Frequent follow-up for visual acuity can indicate regression of the disease.
• A balanced diet rich in antioxidants, for example, vitamins A, C, and E, selenium, and zinc, is recommended.
• Patients have been treated with antioxidant dietary supplements.
• Low vision assistance can help patients use vision that remains intact, usually peripheral.
• Genetic counseling is crucial once the diagnosis has been made. This affords understanding of disease transmission. It is critical for female carriers to be identified and educated.
• Rates of spontaneous recovery vary by mutation.
• Patients with 14484 have 37–71% chance of some recovery.
• 11778 typically shows the worst prognosis, spontaneous recovery 4%.
• Other favorable prognostic factors are age of onset <20 (better <10) and larger optic disc vertical diameter on OCT.

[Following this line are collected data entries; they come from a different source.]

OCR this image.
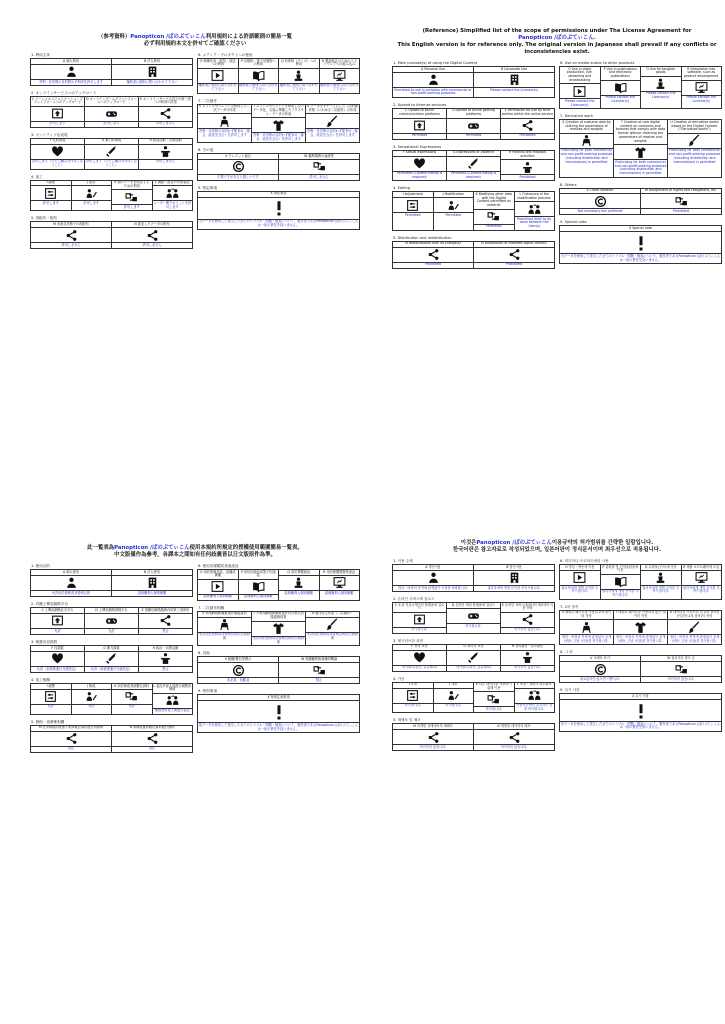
（参考資料）Panopticon /ぱのぷてぃこん利用規約による許諾範囲の簡易一覧
必ず利用規約本文を併せてご確認ください
1. 利用主体
A 個人利用
営利・非営利の目的問わず利用を許可します
B 法人利用
権利者に個別に問い合わせて下さい
2. オンラインサービスへのアップロード
C ソーシャルコミュニケーションプラットフォームへのアップロード
許可します
D オンラインゲームプラットフォームへのアップロード
許可します
E オンラインサービス内での第三者への利用の許諾
許可しません
3. センシティブな表現
F 性的表現
許可します（ただし編み分けはこなうこと）
G 暴力的表現
許可します（ただし編み分けはこなうこと）
H 政治活動・宗教活動
許可しません
4. 加工
I 調整
許可します
J 改変
許可します
K 他のデータを改変するための利用
許可します
L 調整・改変の外部委託
ユーザー間でおうことを許可します
5. 再配布・配布
M 未改変状態での再配布
許可しません
N 改変したデータの配布
許可しません
6. メディア・プロダクトへの使用
O 映像作品・配信・放送への利用
権利者に個別に問い合わせて下さい
P 出版物・電子出版物への利用
権利者に個別に問い合わせて下さい
Q 有体物（グッズ）への利用
権利者に個別に問い合わせて下さい
R 製品組込のためのソフトウェアへの組み込み
権利者に個別に問い合わせて下さい
7. 二次創作
S メッシュやウェイトを利用した二次データの作成
営利・非営利の目的わず配布可（都合、改変を含む）を許可します
T メッシュやウェイトを利用しないデータ化、衣装に準拠したテクスチャ・データの作成
営利・非営利の目的わず配布可（都合、改変を含む）を許可します
U データをモチーフにした二次的創作物（いわゆる二次創作）の作成
営利・非営利の目的わず配布可（都合、改変を含む）を許可します
8. その他
V クレジット表記
不要ですがあると嬉しいです
W 権利義務の譲渡等
許可しません
9. 特記事項
X 特記事項
当データを使用して発生した全てのトラブル・問題・損害について、製作者であるPanopticon /ぱのぷてぃこんは一切の責任を負いません。
(Reference) Simplified list of the scope of permissions under The License Agreement for
Panopticon /ぱのぷてぃこん.
This English version is for reference only. The original version in Japanese shall prevail if any conflicts or inconsistencies exist.
1. Main purpose(s) of using the Digital Content
A Personal Use
Permitted to use in activities with commercial or non-profit-seeking purposes
B Corporate Use
Please contact the Licensor(s)
2. Upload to Internet services
C Upload to social communication platforms
Permitted
D Upload to online gaming platforms
Permitted
E Permission for use by third parties within the online service
Prohibited
3. Sensational Expressions
F Sexual expressions
Permitted (Content Rating is required)
G Expressions of Violence
Permitted (Content Rating is required)
H Political and religious activities
Prohibited
4. Editing
I Adjustment
Permitted
J Modification
Permitted
K Modifying other data with the Digital Content permitted as material
Permitted
L Outsource of the modification process.
Permitted ONLY to be done between the User(s)
5. Distribution and redistribution
M Redistribution with no change(s)
Prohibited
N Distribution of modified digital content
Prohibited
6. Use on media and/or to other products
O Use in video production, live-streaming and broadcasting
Please contact the Licensor(s)
P Use in publications and electronic publications
Please contact the Licensor(s)
Q Use for tangible goods
Please contact the Licensor(s)
R Integration into software, such as product development
Please contact the Licensor(s)
7. Derivative work
S Creation of costume data by utilizing the parameters of meshes and weights
Publicizing for both commercial and non-profit-seeking purposes (including distribution and transmission) is permitted
T Creation of new digital content on costumes and textures that comply with data format without diverting the parameters of meshes and weights
Publicizing for both commercial and non-profit-seeking purposes (including distribution and transmission) is permitted
U Creation of derivative works based on the Digital Content ("Derivative works")
Publicizing for both commercial and non-profit-seeking purposes (including distribution and transmission) is permitted
8. Others
V Credit notation
Not necessary but preferred
W Assignment of Rights and Obligations, etc.
Prohibited
9. Special note
X Special note
当データを使用して発生した全てのトラブル・問題・損害について、製作者であるPanopticon /ぱのぷてぃこんは一切の責任を負いません。
此一覧表為Panopticon /ぱのぷてぃこん使用本規約所規定的授權使用範圍簡易一覧表。
中文版僅作為參考，各譯本之間如有任何歧義皆以日文版原件為準。
1. 使用目的
A 個人使用
允許用於營利或非營利目的
B 法人使用
請與權利人個別聯繫
2. 有關上傳至網路平台
C 上傳至網路社交平台
允許
D 上傳至網路遊戲平台
允許
E 授權於網路服務內的第三者使用
禁止
3. 敏感內容描寫
F 性描寫
允許（但需要進行分級設定）
G 暴力描寫
允許（但需要進行分級設定）
H 政治・宗教活動
禁止
4. 加工相關
I 調整
允許
J 修改
允許
K 用於修改其他數位資料
允許
L 委託外部人員進行調整或修改
僅限使用者之間進行委託
5. 發佈・再發佈相關
M 在未修改的狀態下將該數位資料進行再發佈
禁止
N 將修改後的數位資料進行發佈
禁止
6. 使用於媒體或其他產品
O 用於影像作品、直播或廣播
請與權利人個別聯繫
P 用於出版品或電子出版品
請與權利人個別聯繫
Q 用於實體商品
請與權利人個別聯繫
R 用於軟體開發等產品
請與權利人個別聯繫
7. 二次創作相關
S 利用網格和權重製作服裝資料
允許用於營利或非營利目的的公開發佈
T 不利用網格和權重製作符合格式的服裝與材質
允許用於營利或非營利目的的公開發佈
U 製作衍生作品（二次創作）
允許用於營利或非營利目的的公開發佈
8. 其他
V 版權/署名等標示
非必要，但歡迎
W 有關權利與義務的轉讓
禁止
9. 特別事項
X 特別注意事項
當データを使用して発生した全てのトラブル・問題・損害について、製作者であるPanopticon /ぱのぷてぃこんは一切の責任を負いません。
이것은Panopticon /ぱのぷてぃこん이용규약의 허가범위를 간략한 일람입니다.
한국어판은 참고자료로 작성되었으며, 일본어판이 정식문서이며 최우선으로 적용됩니다.
1. 이용 주체
A 개인이용
영리・비영리 목적에 관계없이 이용을 허락합니다.
B 법인이용
권리자에게 개별 문의를 부탁드립니다.
2. 온라인 서비스에 업로드
C 소셜 커뮤니케이션 플랫폼에 업로드
허가합니다.
D 온라인 게임 플랫폼에 업로드
허가합니다.
E 온라인 서비스내에서의 제3자의 이용 허락
허가하지 않습니다.
3. 센시티브한 표현
F 성적 표현
허가합니다(단, 분류필요)
G 폭력적 표현
허가합니다(단, 분류필요)
H 정치활동・종교활동
허가하지 않습니다.
4. 가공
I 조정
허가합니다.
J 개변
허가합니다.
K 다른 데이터를 개변하기 위해 이용
허가합니다.
L 조정・개변의 외부위탁
사용자간에서 실시하는 것을 허가합니다.
5. 재배포 및 배포
M 미개변 상태에서의 재배포
허가하지 않습니다.
N 개변한 데이터의 배포
허가하지 않습니다.
6. 미디어나 프로덕트에의 사용
O 영상・방송에 이용
권리자에게 개별 문의를 부탁드립니다.
P 출판물 및 전자출판물에 이용
권리자에게 개별 문의를 부탁드립니다.
Q 유형물(굿즈)에 이용
권리자에게 개별 문의를 부탁드립니다.
R 제품 소프트웨어에 도입
권리자에게 개별 문의를 부탁드립니다.
7. 2차 창작
S 메쉬나 웨이트를 이용한 2차 데이터 작성
영리・비영리 목적에 관계없이 공개(배포, 전송 포함)를 허가합니다.
T 메쉬나 웨이트를 이용하지 않는 데이터 작성
영리・비영리 목적에 관계없이 공개(배포, 전송 포함)를 허가합니다.
U 데이터를 모티프로 한 2차 창작물(이른바 2차 창작)의 작성
영리・비영리 목적에 관계없이 공개(배포, 전송 포함)를 허가합니다.
8. 그 외
V 크레딧 표기
필요없지만 있으면 기쁩니다.
W 권리의무 양도 등
허가하지 않습니다.
9. 특기 사항
X 특기 사항
당データを使用して発生した全てのトラブル・問題・損害について、製作者であるPanopticon /ぱのぷてぃこんは一切の責任を負いません。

1. Geromel V, Darin N, Chretien D, et al. Coenzyme Q(10) and idebenone in the therapy of respiratory chain diseases: Rationale and comparative benefits. Mol Genet Metab 2002;77:21.
2. Newman NJ. Hereditary optic neuropathy, is there a treatment? Neuro-Ophthalmology: Annual Meeting Syllabus 2010.

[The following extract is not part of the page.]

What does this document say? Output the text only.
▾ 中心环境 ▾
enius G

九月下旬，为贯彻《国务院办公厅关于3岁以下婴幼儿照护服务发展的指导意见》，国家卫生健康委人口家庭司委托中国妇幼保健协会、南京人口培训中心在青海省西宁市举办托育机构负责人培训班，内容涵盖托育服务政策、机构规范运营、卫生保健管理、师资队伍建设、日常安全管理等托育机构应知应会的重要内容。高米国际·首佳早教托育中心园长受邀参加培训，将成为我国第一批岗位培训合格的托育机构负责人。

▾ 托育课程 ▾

3. Newman NJ. Hereditary optic neuropathies, In: Miller NR, Newman NJ, Biousse V, Kerrisioon JB (eds). Walsh & Hoyt’s Clinical Neuro-Ophthalmology, 6th ed. Baltimore: Williams & Wilkins, 2005:465–501.
4. Newman NJ. Leber hereditary optic neuropathy: Bad habits, bad vision? Brain 2009:132:2306–2308
5. Newman NJ, Lott MT, Wallace DC. The clinical characteristics of pedigrees of Leber’s hereditary optic neuropathy with the 11778 mutation. Am J Ophthalmol 1991;111:750–762.
6. Nikoskelainen EK, Huopnen K, Juvonen V, et al. Ophthalmoscopic findings in Leber hereditary optic neuropathy, with special reference to mtDNA mutations. Ophthalmology 1996;103:504–514.
7. Newman NJ: “Chapter 11: Hereditary optic neuropathies”. Walsh and Hoyt’s Clinical-Neurology. 6th ed. Miller NR, Newman NJ, Biousse V, Kerrison JB. Philadelphia: Lippincott Williams & Wilkins, 2005.